Large language models can help with clinical decision-making tasks. Complex oncology cases are best managed through multidisciplinary tumor boards but are difficult to do so due to their expense. The MDAT framework is proposed to mimic tumor board-style collaboration. Some LLMs are prompted to act like experts. They first analyze the prompt from their respective perspectives. Then the decision-making takes place to vote, agree, deal with discord and unify. We evaluated this framework on 3 LLMs: ChatGPT-4o, DeepSeek-R1 and Llama-4 (1,056 clinical questions; 182 cases). It focused on staging and selecting the treatment, managing the complications and following up.
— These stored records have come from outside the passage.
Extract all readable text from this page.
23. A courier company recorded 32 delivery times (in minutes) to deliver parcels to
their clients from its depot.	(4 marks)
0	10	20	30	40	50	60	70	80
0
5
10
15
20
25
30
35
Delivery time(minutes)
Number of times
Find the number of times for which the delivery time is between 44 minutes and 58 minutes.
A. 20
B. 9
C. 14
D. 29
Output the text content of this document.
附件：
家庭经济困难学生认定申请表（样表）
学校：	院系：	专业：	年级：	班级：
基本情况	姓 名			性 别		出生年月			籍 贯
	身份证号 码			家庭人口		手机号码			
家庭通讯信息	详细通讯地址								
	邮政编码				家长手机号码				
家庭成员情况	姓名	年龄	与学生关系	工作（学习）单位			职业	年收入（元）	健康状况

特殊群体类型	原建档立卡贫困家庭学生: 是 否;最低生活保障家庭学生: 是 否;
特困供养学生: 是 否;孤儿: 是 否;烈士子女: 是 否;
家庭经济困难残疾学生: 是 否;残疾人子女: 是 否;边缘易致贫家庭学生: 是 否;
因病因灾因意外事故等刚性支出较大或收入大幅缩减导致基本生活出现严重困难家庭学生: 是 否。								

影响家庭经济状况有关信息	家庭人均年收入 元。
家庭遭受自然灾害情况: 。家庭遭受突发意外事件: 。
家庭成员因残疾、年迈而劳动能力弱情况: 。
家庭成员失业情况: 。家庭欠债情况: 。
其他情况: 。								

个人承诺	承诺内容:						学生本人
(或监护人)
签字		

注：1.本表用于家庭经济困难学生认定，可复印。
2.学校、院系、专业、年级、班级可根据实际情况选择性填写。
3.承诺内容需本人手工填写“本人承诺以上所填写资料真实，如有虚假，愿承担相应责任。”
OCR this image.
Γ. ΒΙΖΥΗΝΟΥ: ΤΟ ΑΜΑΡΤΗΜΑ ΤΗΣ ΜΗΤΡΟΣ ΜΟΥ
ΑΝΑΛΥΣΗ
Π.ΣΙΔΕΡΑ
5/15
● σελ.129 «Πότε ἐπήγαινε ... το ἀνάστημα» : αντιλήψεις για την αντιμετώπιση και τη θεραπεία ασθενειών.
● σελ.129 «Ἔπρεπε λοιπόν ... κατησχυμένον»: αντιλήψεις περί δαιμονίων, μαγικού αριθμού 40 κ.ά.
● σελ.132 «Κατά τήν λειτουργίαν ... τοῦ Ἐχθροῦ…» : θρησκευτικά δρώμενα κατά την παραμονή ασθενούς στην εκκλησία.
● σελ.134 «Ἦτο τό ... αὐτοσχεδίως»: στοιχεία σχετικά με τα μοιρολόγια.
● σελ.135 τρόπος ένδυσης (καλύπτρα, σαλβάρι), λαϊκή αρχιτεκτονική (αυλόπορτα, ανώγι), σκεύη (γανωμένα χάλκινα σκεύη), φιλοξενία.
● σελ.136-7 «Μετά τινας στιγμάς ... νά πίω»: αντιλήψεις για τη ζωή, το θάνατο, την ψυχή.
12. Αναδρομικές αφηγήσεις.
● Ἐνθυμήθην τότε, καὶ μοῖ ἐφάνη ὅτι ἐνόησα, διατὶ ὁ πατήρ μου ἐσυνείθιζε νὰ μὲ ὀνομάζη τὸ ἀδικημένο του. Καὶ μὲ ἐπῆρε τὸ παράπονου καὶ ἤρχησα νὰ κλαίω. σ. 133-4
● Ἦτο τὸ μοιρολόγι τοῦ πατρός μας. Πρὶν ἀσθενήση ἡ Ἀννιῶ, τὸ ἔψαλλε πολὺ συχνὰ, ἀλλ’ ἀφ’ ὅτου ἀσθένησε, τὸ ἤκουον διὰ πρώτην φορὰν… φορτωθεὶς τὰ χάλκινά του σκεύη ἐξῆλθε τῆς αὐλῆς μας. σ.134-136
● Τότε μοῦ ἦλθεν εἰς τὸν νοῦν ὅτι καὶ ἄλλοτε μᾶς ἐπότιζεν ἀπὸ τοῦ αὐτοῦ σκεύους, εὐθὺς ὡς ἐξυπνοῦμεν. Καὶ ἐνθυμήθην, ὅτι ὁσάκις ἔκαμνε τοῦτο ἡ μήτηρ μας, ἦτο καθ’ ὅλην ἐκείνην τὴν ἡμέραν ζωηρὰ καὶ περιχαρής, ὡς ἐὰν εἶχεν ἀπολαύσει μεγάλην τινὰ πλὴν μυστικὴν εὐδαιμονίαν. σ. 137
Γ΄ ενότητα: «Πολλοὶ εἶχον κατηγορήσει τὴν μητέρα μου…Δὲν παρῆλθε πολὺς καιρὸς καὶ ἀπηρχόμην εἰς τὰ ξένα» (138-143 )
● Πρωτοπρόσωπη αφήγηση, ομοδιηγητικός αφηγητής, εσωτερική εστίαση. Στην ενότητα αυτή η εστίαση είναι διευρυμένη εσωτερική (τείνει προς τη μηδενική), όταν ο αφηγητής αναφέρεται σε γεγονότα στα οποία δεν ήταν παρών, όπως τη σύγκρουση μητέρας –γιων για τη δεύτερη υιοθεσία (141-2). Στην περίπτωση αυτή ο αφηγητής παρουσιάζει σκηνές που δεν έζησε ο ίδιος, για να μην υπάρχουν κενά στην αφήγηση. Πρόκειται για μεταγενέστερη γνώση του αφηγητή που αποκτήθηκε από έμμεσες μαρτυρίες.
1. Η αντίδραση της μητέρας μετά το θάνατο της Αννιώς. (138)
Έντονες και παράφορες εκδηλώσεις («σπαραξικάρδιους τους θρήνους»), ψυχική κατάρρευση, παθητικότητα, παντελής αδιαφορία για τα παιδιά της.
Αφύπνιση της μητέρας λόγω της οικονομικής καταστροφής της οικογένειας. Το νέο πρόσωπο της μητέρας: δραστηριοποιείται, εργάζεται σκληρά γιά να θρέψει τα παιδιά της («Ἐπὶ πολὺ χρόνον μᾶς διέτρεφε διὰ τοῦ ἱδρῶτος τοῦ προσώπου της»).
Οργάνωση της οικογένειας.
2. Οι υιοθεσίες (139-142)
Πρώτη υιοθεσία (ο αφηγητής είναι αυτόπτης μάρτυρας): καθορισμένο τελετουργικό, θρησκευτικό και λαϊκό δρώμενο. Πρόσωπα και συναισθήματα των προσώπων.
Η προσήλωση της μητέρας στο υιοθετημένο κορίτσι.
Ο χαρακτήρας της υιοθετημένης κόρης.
Fixed-size MDATs, across all baselines and configurations of MDAT, outperformed six different strong prompting baseline algorithms across all models. DeepSeek-R1 benefits from a five-agent MDAT that performs best (98.26/100). The fixed-size MDATs showed the greatest gains in higher-complexity questions, demonstrating robustness where accurate, multidisciplinary reasoning is most needed. As our MDT-inspired agent enhances LLM accuracy for oncology decision-making, it provides a pragmatic approach to integrating AI into complex cancer management.

Author summary

Experts, such as surgeon, oncologist and radiologist get together to decide on the best treatment for a cancer patient but it is rather costly and time consuming. Large language models exhibit excellent performance when it comes to answering questions, particularly in medical contexts. We wanted to discover if large language models can work collaboratively in the same manner. We designed a framework named MDAT, standing for Multidisciplinary Agent Team. Rather than asking a question to one generic AI, our system builds a team of AIs “experts”. Each agent considers a patient’s case from its perspective before all of them work together in a well-designed system to provide the expert recommendation. Through multidisciplinary team (MDT) gynecologic cancer scenarios, we examined this team-based artificial intelligence on a custom-built dataset of more than 1000 questions. According to our findings, this method always provides more reliable and accurate answers than decision-making methods, especially for the toughest cases. According to our findings, we can create safer and more effective ways of helping doctors make crucial decisions for cancer patients by making AI act like a real medical team.